Algae Bioenergy Solutions Inc., has been producing algae for six months in a warehouse on Bettis Academy Road, perfecting its process before expanding to a $1.4 million operation.
According to Chuck Pardue, the company’s president, oil can be extracted from the algae and turned into biodiesel. The company is growing algae in 1,800-gallon vats under LED lights. When the algae is mature, the vats are set out to evaporate and the algae residue is scraped out and dried for extraction.
The company is taking things one step at a time, Pardue said, and now that they know they can grow the algae they are moving on to perfect the drying and extraction processes.
“Ultimately, we’d like to replace soybean oil altogether,” he said.
The cost to produce the product has decreased significantly. Three years ago, it cost $500 per ton of algae to extract the oil. Today, the cost is about $10 per ton.

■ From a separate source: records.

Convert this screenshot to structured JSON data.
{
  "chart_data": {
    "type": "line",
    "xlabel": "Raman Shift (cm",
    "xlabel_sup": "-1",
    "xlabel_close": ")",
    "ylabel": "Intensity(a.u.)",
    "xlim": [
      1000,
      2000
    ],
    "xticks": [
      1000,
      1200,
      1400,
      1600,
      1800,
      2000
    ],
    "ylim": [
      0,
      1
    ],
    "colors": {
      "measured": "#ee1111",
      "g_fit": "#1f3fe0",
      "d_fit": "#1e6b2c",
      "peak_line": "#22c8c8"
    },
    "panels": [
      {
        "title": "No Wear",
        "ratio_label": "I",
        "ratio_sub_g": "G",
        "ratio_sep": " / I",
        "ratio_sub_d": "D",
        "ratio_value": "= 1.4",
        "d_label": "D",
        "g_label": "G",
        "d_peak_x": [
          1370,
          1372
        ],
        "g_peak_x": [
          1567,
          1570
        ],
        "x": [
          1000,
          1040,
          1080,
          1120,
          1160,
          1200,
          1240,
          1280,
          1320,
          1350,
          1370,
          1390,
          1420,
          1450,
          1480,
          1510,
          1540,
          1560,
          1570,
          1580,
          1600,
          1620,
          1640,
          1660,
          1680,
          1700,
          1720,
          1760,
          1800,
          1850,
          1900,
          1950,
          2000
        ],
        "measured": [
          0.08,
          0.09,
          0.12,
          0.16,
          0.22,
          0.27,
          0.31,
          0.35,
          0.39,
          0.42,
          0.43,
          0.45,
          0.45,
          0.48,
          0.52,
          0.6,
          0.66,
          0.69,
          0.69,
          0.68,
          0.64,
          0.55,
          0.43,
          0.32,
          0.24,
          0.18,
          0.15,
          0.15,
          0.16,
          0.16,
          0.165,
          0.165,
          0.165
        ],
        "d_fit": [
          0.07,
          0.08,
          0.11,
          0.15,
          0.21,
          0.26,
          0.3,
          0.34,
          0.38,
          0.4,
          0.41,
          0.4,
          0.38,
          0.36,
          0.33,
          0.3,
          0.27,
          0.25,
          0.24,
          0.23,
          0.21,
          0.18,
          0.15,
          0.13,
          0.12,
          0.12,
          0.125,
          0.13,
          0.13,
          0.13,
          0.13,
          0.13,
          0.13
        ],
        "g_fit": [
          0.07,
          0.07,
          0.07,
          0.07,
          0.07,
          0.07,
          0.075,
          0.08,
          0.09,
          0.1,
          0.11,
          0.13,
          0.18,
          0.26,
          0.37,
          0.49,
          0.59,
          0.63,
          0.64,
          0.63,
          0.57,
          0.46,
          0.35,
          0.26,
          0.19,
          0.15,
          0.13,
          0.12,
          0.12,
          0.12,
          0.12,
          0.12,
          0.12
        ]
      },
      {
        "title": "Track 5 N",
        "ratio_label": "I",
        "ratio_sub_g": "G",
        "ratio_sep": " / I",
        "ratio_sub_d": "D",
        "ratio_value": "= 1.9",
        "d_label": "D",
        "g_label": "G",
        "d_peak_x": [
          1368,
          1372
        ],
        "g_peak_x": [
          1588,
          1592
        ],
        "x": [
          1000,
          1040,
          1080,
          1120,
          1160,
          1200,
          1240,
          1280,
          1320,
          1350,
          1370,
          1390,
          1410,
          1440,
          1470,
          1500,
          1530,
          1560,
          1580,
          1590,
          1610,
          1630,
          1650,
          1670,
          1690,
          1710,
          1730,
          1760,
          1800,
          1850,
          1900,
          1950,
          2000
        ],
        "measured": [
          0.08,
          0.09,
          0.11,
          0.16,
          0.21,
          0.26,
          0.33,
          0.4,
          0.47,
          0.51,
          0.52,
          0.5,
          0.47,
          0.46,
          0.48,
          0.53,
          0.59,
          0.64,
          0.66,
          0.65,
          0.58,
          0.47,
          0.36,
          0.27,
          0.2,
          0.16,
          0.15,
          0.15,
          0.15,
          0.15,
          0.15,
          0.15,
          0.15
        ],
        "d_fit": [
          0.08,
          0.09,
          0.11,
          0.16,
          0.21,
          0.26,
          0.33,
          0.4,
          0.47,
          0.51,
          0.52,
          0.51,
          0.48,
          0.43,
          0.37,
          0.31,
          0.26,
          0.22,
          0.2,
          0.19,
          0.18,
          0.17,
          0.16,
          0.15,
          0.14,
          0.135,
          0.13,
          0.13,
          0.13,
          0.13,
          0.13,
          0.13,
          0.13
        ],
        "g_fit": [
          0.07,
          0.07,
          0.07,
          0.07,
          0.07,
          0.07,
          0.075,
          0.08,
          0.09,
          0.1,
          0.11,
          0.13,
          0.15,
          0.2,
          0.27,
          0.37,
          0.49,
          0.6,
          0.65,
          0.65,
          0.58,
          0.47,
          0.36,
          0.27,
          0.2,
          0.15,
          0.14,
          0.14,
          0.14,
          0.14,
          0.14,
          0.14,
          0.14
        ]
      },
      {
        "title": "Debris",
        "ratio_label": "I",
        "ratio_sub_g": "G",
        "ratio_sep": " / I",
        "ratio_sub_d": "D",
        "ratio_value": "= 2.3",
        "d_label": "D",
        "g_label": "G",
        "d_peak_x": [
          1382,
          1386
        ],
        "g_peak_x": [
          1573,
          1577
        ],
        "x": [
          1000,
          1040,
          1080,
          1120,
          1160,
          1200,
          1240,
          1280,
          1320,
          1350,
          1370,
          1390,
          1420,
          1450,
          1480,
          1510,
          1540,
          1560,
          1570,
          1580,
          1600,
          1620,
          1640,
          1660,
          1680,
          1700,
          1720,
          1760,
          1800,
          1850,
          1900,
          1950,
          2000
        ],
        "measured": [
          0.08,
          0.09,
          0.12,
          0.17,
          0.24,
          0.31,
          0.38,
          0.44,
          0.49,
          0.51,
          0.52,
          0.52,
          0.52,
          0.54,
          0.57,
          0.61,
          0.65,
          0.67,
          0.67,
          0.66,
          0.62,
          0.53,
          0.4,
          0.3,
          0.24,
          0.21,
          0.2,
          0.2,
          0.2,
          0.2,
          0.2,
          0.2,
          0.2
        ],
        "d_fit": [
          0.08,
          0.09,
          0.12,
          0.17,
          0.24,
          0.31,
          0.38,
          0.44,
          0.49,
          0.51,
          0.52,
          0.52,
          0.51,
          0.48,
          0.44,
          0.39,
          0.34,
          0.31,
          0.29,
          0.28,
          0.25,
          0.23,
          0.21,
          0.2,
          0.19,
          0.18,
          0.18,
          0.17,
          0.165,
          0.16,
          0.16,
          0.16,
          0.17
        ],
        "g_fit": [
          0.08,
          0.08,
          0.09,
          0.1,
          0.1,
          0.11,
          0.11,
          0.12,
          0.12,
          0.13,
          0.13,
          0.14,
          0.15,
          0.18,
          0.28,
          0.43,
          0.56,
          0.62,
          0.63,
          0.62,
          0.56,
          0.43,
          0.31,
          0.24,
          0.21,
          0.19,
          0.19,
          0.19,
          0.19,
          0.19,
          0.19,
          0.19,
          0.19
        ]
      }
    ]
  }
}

“That’s going to be the key, keeping the cost down,” Pardue said.
Algae grows by consuming carbon dioxide and nutrients and produces oxygen as a byproduct. Algae Bioengery Solutions believes there is great potential in working with industrial companies to turn their carbon dioxide waste into oxygen while feeding the algae and producing green energy.
Pardue is an attorney, specializing in military law, and energy independence is something he believes in strongly.
“It’s going to reduce the cause of a lot of the major wars,” he said. “Rather than just complaining, we’re doing something about it.”
The company will receive some tax credits and incentives from the government, and the Navy is a major supporter of the industry, but Pardue said the company wants to try for self-sufficiency as much as possible.
“We want to do this completely free of subsidies in order to be truly sustainable,” he said.